TIP: ensure the necessary backups have been put in place in the event of data corruption.
Data remediation – improving the quality of data
Data migration processes can provide an opportunity to improve the quality of the data. Once the quality of the data has been measured, certain actions can be applied to remediate data. Data remediation can occur before, during or after the transfer of data to the new application. ETL tools are often used to categorise and improve data quality.
An example of data quality actions before, during or after a data transfer:
Data quality action | Description |
---|---|
No Action | Data issues are small and not meaningful and will not cause a problem post migration. |
Remediate during the Extract Transform Load (ETL) processes | Data issues should be remediated during the ETL transformation of data from the legacy to the new application. |
Remediate in source databases | Data issues should be remediated in the source database. |
Remediate in target application | Data issues should be remediated once the data has been loaded into the application. This may cause some complications as the data may not pass target validation or have errors using the new business rules. |
Data migration techniques
A wide range of techniques can be used to perform a data migration. The level of automation that is possible during a data migration will depend on the maturity of your data. For example it may be necessary to first scan physical documents for capture before Optical Character Recognition (OCR) software can be used to convert scanned copies to digital structured data.

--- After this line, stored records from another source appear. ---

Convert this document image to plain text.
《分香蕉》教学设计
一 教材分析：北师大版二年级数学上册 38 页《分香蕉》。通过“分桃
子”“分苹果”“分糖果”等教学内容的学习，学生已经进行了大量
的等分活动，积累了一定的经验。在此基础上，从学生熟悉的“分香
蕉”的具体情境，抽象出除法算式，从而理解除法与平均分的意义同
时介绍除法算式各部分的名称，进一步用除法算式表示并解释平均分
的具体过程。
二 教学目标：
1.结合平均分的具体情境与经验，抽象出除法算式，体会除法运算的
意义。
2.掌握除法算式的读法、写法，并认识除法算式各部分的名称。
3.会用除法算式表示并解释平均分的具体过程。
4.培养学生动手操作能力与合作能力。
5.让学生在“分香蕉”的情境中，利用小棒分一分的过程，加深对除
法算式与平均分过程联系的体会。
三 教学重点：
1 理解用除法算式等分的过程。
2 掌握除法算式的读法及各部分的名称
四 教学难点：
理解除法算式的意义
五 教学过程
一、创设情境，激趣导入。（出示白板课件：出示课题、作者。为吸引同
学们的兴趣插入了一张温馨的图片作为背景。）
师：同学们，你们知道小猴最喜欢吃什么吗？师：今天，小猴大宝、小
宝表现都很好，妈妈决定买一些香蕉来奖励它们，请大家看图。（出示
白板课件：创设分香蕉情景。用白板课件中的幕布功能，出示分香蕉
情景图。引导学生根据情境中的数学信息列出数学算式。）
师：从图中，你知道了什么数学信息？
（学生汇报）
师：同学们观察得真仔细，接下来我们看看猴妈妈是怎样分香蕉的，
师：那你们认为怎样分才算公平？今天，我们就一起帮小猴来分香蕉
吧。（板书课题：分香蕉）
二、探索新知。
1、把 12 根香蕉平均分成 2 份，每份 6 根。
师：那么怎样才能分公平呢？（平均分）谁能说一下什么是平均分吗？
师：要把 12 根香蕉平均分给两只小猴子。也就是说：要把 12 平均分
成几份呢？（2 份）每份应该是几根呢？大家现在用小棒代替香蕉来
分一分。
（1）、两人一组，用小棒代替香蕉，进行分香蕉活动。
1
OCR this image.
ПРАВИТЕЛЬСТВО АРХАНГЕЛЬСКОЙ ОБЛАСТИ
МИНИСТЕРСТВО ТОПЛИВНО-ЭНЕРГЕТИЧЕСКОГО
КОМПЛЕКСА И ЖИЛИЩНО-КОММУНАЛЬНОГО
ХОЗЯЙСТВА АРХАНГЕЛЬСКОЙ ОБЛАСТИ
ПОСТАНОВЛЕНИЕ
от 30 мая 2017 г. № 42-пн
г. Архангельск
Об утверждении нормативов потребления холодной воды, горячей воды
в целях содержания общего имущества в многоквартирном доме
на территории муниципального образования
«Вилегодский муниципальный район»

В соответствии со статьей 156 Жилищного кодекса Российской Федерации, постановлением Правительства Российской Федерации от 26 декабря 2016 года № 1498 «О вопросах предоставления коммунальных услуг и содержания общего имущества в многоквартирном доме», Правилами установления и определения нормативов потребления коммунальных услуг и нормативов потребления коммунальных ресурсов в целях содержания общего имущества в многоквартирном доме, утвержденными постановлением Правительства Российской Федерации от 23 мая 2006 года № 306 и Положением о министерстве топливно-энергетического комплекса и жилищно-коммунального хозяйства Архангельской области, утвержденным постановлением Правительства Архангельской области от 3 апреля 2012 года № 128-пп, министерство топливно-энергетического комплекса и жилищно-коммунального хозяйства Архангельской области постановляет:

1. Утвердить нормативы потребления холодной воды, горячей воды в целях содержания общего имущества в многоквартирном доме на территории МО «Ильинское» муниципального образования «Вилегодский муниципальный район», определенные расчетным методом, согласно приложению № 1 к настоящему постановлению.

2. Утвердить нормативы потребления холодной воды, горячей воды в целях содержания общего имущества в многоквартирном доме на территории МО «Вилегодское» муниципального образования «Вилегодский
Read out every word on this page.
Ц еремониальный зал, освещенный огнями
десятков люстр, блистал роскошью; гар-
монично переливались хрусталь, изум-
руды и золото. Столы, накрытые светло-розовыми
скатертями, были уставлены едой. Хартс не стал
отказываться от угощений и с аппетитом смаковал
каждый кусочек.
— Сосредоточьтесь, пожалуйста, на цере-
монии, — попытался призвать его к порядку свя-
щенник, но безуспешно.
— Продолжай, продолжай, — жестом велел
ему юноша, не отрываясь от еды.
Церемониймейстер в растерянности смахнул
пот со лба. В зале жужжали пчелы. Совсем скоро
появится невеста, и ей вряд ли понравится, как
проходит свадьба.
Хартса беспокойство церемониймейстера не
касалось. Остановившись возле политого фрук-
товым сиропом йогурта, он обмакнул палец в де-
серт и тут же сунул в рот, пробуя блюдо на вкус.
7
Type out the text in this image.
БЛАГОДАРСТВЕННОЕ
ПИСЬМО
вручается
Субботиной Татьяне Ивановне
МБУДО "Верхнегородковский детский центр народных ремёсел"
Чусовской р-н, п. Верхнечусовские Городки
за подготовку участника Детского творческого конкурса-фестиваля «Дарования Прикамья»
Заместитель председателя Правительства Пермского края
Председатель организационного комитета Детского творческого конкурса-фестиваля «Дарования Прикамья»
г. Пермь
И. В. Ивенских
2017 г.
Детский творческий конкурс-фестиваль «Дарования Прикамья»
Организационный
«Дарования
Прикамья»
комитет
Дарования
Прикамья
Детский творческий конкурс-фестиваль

Once data is in a digital format potential data migration technologies could involve:
- Optical Character Recognition (OCR) software for character recognition and digitisation
- Extract Transform Load (ETL) software for data transformation such as format conversions
- OGR2OGR software for spatial data migrations
- Machine Learning (ML) software for automated mapping of data structures for migration
Data can be transferred in one go, or in stages to ensure quality is maintained and can be completed in smaller agile sprints.
Data integrity: validation, auditing and verification
Testing and quality check points should be occurring before, during and after the data migration – with all results recorded for auditing. Unit, application, system and volume tests should be undertaken as early as possible in the migration to ensure there is time to update any code or business rules.
TIP: all new processes and data transformations should be documented to ensure there is traceability and auditability of the data. The migrated data needs to demonstrate the data is still authentic so it can be relied on as evidence.
Automated data validation will help you check the volume, format and quality of the data being migrated to ensure no data is lost and the data is fit for purpose. Ensure any subsequent metadata, lineage and data quality statements are updated with the outcome, but is only suitable for small volumes of data.
To verify the integrity of data, use a checksum. Ensure checksums generated from the original file location are later verified against checksums generated from the final data storage or transfer solution. This will tell you if the data has been modified or corrupted during migration. Checksums generated after data migration to permanent storage should be regularly monitored against existing file data to verify file fixity.
TIP: consider running legacy and new systems concurrently until you are confident with the new process, data and backup capability. When stakeholders are confident with the new application the legacy system can be decommissioned.